Soudain, madame Dela Scalla freine, puis descend de la voiture. Je comprends que nous sommes arrivés. Pourtant, je ne vois rien qui ressemble à une colonie de vacances...
- Vous êtes arrivés, nous dit la mère de Nico avec un fort accent italien et en nous adressant un sourire.
Je sors de la voiture, suivi de Thomas, les jambes engourdies par le trajet en voiture.
- Merci pour le trajet, madame Dela Scalla, dis-je.
- De rien, fait-elle. (Elle se tourne vers Nico.) Conto su di per portarli vivi a destinazione, Nico. Stai attento. Odio sapere che sei in pericolo. Inviami un massaggio quando sei arrivato, ok ?
Je ne parle pas un traître mot d'italien, alors comprenez que je suis totalement largué.
- Mamma, dit Nico à son tour, ti ho già detto venti volte che i cellulari attirano tutti i mostri e che se ti mando un messaggio morirò sicuramente. Quindi no, nessun messaggio. Ma lo prometto, starò attento.
Madame Dela Scalla soupire (Nico est exaspérant, je suis d'accord avec vous madame) puis fait :
- Almeno aiuta i tuoi amici a tirare fuori i bagagli dal bagagliaio.

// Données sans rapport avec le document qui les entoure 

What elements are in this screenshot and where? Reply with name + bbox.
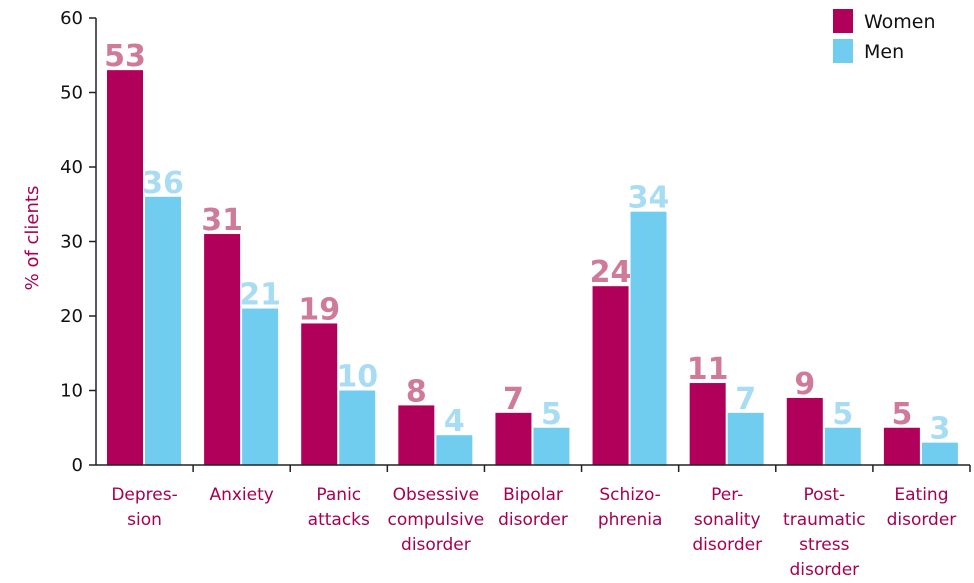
bar-women bbox=[592, 286, 629, 465]
legend-label-women: Women bbox=[864, 11, 936, 33]
bar-women bbox=[883, 427, 920, 465]
value-label-men: 4 bbox=[444, 404, 465, 439]
category-label: Eating disorder bbox=[887, 485, 957, 530]
category-label: Anxiety bbox=[209, 485, 273, 505]
category-label: Depres-sion bbox=[111, 485, 177, 530]
value-label-men: 34 bbox=[628, 181, 670, 216]
x-axis: Depres-sion Anxiety Panic attacks Obsessive c… bbox=[96, 464, 971, 580]
value-label-women: 53 bbox=[104, 39, 146, 74]
category-label: Per-sonality disorder bbox=[692, 485, 762, 555]
legend: Women Men bbox=[833, 9, 936, 63]
value-label-women: 24 bbox=[590, 255, 632, 290]
bar-men bbox=[533, 427, 570, 465]
category-label: Bipolar disorder bbox=[498, 485, 568, 530]
bar-men bbox=[921, 442, 958, 465]
value-label-men: 10 bbox=[336, 360, 378, 395]
y-tick-label: 60 bbox=[60, 8, 83, 29]
legend-swatch-men bbox=[833, 39, 853, 63]
category-label: Schizo-phrenia bbox=[598, 485, 663, 530]
y-axis: 0 10 20 30 40 50 60 bbox=[60, 8, 97, 476]
value-label-women: 5 bbox=[891, 397, 912, 432]
value-label-men: 36 bbox=[142, 166, 184, 201]
y-tick-label: 30 bbox=[60, 232, 83, 253]
bar-men bbox=[824, 427, 861, 465]
category-label: Obsessive compulsive disorder bbox=[388, 485, 485, 555]
value-label-women: 8 bbox=[406, 374, 427, 409]
category-label: Panic attacks bbox=[308, 485, 370, 530]
value-label-women: 9 bbox=[794, 367, 815, 402]
legend-label-men: Men bbox=[864, 41, 904, 63]
y-tick-label: 10 bbox=[60, 381, 83, 402]
bar-men bbox=[727, 412, 764, 465]
value-label-women: 11 bbox=[687, 352, 729, 387]
bar-women bbox=[495, 412, 532, 465]
bar-women bbox=[398, 405, 435, 465]
bar-women bbox=[786, 397, 823, 465]
bar-men bbox=[436, 435, 473, 465]
value-label-men: 3 bbox=[929, 412, 950, 447]
value-label-women: 19 bbox=[298, 292, 340, 327]
bar-men bbox=[242, 308, 279, 465]
bar-men bbox=[339, 390, 376, 465]
bar-men bbox=[145, 196, 181, 466]
bars bbox=[107, 70, 958, 466]
y-tick-label: 40 bbox=[60, 157, 83, 178]
bar-women bbox=[107, 70, 143, 466]
bar-women bbox=[301, 323, 338, 465]
y-tick-label: 0 bbox=[72, 455, 83, 476]
value-label-men: 5 bbox=[541, 397, 562, 432]
value-label-men: 7 bbox=[735, 382, 756, 417]
y-tick-label: 20 bbox=[60, 306, 83, 327]
legend-swatch-women bbox=[833, 9, 853, 33]
value-label-women: 7 bbox=[503, 382, 524, 417]
value-label-men: 21 bbox=[239, 278, 281, 313]
y-tick-label: 50 bbox=[60, 83, 83, 104]
bar-women bbox=[689, 383, 726, 465]
value-label-women: 31 bbox=[201, 203, 243, 238]
bar-men bbox=[630, 211, 667, 465]
y-axis-label: % of clients bbox=[22, 186, 43, 291]
value-label-men: 5 bbox=[832, 397, 853, 432]
category-label: Post-traumatic stress disorder bbox=[783, 485, 866, 580]
bar-women bbox=[204, 234, 241, 465]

Non ti ho cresciuto così.
Nico lève les yeux au ciel puis dit :
- Salut maman ! A la prochaine fois !
Il se tourne vers nous et nous fait signe de le suivre. Il ouvre le coffre et sort nos bagages. Je ne sais pas pourquoi, mais il nous avait dit de ne prendre qu'un seul sac à dos, et j'ai suivi son conseil. Le sien semble vide, et je ne comprends pas pourquoi.
La voiture s'éloigne, puis Nico nous dit :
- Bien ! On est presque arrivés, mais on va devoir finir le trajet à pied.
- Tu viens souvent à cette colo ? demandai-je, peu après que nous nous soyons mis en marche.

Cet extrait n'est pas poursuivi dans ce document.